Baxter Creek again listed among Bay’s dirtiest waterways
on September 20, 2012
The bushes rustle as Herb Warren emerges toting a trash picker and plastic bucket. The 65-year-old retiree ambles through the plants, snatching up the pieces of littered plastic, food wrappers and bottles along the stretch of Baxter Creek running through Booker T. Anderson Park.
This is Warren’s daily ritual.
“I feel good about myself,” Warren said as he picked up a discarded beer bottle in a dugout. “My father used to do it. He’s deceased. I feel close to him doing this.”
But not every section of Baxter Creek has a Herb Warren to help keep it clean.
Last week, Save the Bay highlighted the waterway in its list of Bay Trash Hot Spots for the fourth year, alongside Damon Slough in Oakland, Coyote Creek in San Jose, the Hayward Shoreline and San Tomas Aquino Creek in Santa Clara.
Save the Bay even created a “Hot or Not” style contest in which people vote online on the trashiest of the five hot spots. The quiz asks viewers to rate uncaptioned pictures of the five hot spots as “Hot Spot” or “Not.” Save the Bay will clean up the site with the most votes in 2013.
The section of Baxter Creek highlighted as a trash “hot spot” lies along San Pablo Avenue and the BART tracks, right on the border of El Cerrito, said Lynne Scarpa, Richmond’s stormwater program manager.
Scarpa said she hopes Baxter Creek wins the contest.
The creek is on the verge of a facelift, Scarpa said. When the city joins the Richmond Greenway with the Ohlone Trail in El Cerrito, the creek will be allowed to meander – as opposed to following the straight drainage channel now in place – and workers will plant native vegetation.

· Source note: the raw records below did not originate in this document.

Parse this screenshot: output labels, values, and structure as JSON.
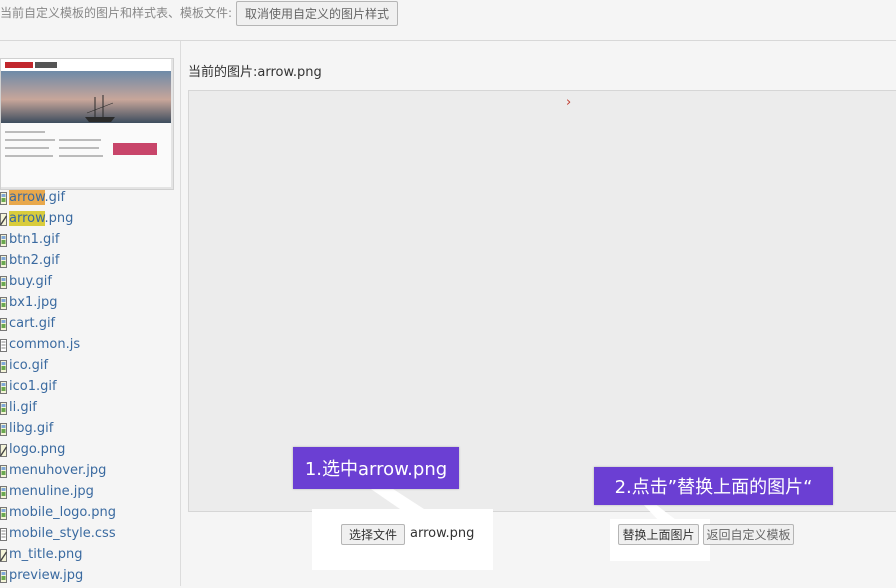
{
  "header": {
    "description": "当前自定义模板的图片和样式表、模板文件:",
    "cancel_button": "取消使用自定义的图片样式"
  },
  "sidebar": {
    "files": [
      {
        "name": "arrow.gif",
        "type": "image",
        "highlight": "orange"
      },
      {
        "name": "arrow.png",
        "type": "image-edit",
        "highlight": "yellow"
      },
      {
        "name": "btn1.gif",
        "type": "image"
      },
      {
        "name": "btn2.gif",
        "type": "image"
      },
      {
        "name": "buy.gif",
        "type": "image"
      },
      {
        "name": "bx1.jpg",
        "type": "image"
      },
      {
        "name": "cart.gif",
        "type": "image"
      },
      {
        "name": "common.js",
        "type": "script"
      },
      {
        "name": "ico.gif",
        "type": "image"
      },
      {
        "name": "ico1.gif",
        "type": "image"
      },
      {
        "name": "li.gif",
        "type": "image"
      },
      {
        "name": "libg.gif",
        "type": "image"
      },
      {
        "name": "logo.png",
        "type": "image-edit"
      },
      {
        "name": "menuhover.jpg",
        "type": "image"
      },
      {
        "name": "menuline.jpg",
        "type": "image"
      },
      {
        "name": "mobile_logo.png",
        "type": "image"
      },
      {
        "name": "mobile_style.css",
        "type": "script"
      },
      {
        "name": "m_title.png",
        "type": "image-edit"
      },
      {
        "name": "preview.jpg",
        "type": "image"
      }
    ]
  },
  "main": {
    "current_image_label": "当前的图片:arrow.png",
    "preview_glyph": "›",
    "choose_file_button": "选择文件",
    "chosen_filename": "arrow.png",
    "replace_button": "替换上面图片",
    "back_button": "返回自定义模板"
  },
  "callouts": {
    "step1": "1.选中arrow.png",
    "step2": "2.点击”替换上面的图片“"
  },
  "colors": {
    "callout_bg": "#6b3fd3",
    "link": "#3a6aa0",
    "highlight_orange": "#e8a84c",
    "highlight_yellow": "#d9cc3c"
  }
}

What the creek needs is a group of people to take ownership of abating the trash, Scarpa said.
“I would be very excited for Baxter Creek to win the trashiest because then we can draw attention to the new restoration and how (people) can get involved,” she said.
Last year, Oakland’s Damon Slough won with 290 votes.
“It makes a great picture and gets people engaged,” Scarpa said. “Our hope is that with the trash assessment that we do this year and the cleanups that we do this year that we can find a really great photograph and that maybe we’ll win next year.”
Juliana Gonzalez, the Healthy Watersheds Program manager at The Watershed Project, cautioned that Save the Bay’s list of hotspots was not based on scientific data.
“It’s not about which is the trashiest,” she said. “It’s not a matter of trash, it’s a matter of highlighting a hotspot.”
The Baxter Creek hotspot tends to have discarded cups and Styrofoam takeout containers, but not nearly as much trash as Wildcat Creek at Verde Elementary School, a hotspot for unincorporated Contra Costa County, or the El Sobrante Library, Gonzalez said.
Even with data collected during The Watershed Project’s cleanup efforts, it’s not easy to pinpoint “the trashiest” site. Some areas are scored by weight or volume of trash, whereas some are scored by the number of items. It all depends on the area’s problems – dumping, smoking or takeout containers – and volunteer hours, Gonzalez said.
In the 1990s, Baxter Creek was listed as an impaired waterway because of the amount of trash flowing through, Scarpa said. In 2009, with the introduction of new regional stormwater permits, Richmond had to identify hotspots to completely clean annually.
Two stretches of Baxter Creek were targeted: San Pablo Avenue and Booker T. Anderson Park. One was addressed successfully by the parks department and Herb Warren, Scarpa said.
As Warren walked through the park, he pointed his trash picker to the stretch of creek he keeps clean. He also cleans several blocks of his neighborhood “to keep property values up,” he said.
He started cleaning seven years ago when he would walk his late Rottweiler/pit-bull mix Scooby through the park.
“He’d come home nipping because he kept stepping on glass,” he said.
Warren’s time at the park was brief Wednesday morning. He had to meet his cousins for a game of dominoes, but he still had some work to do up the street where someone dumped some trash, he said.
His devotion hasn’t gone unnoticed.
“You’d be hard pressed nowadays to find 100 pieces of trash within 100 meters of stretch at Booker T. Anderson Park,” Scarpa said.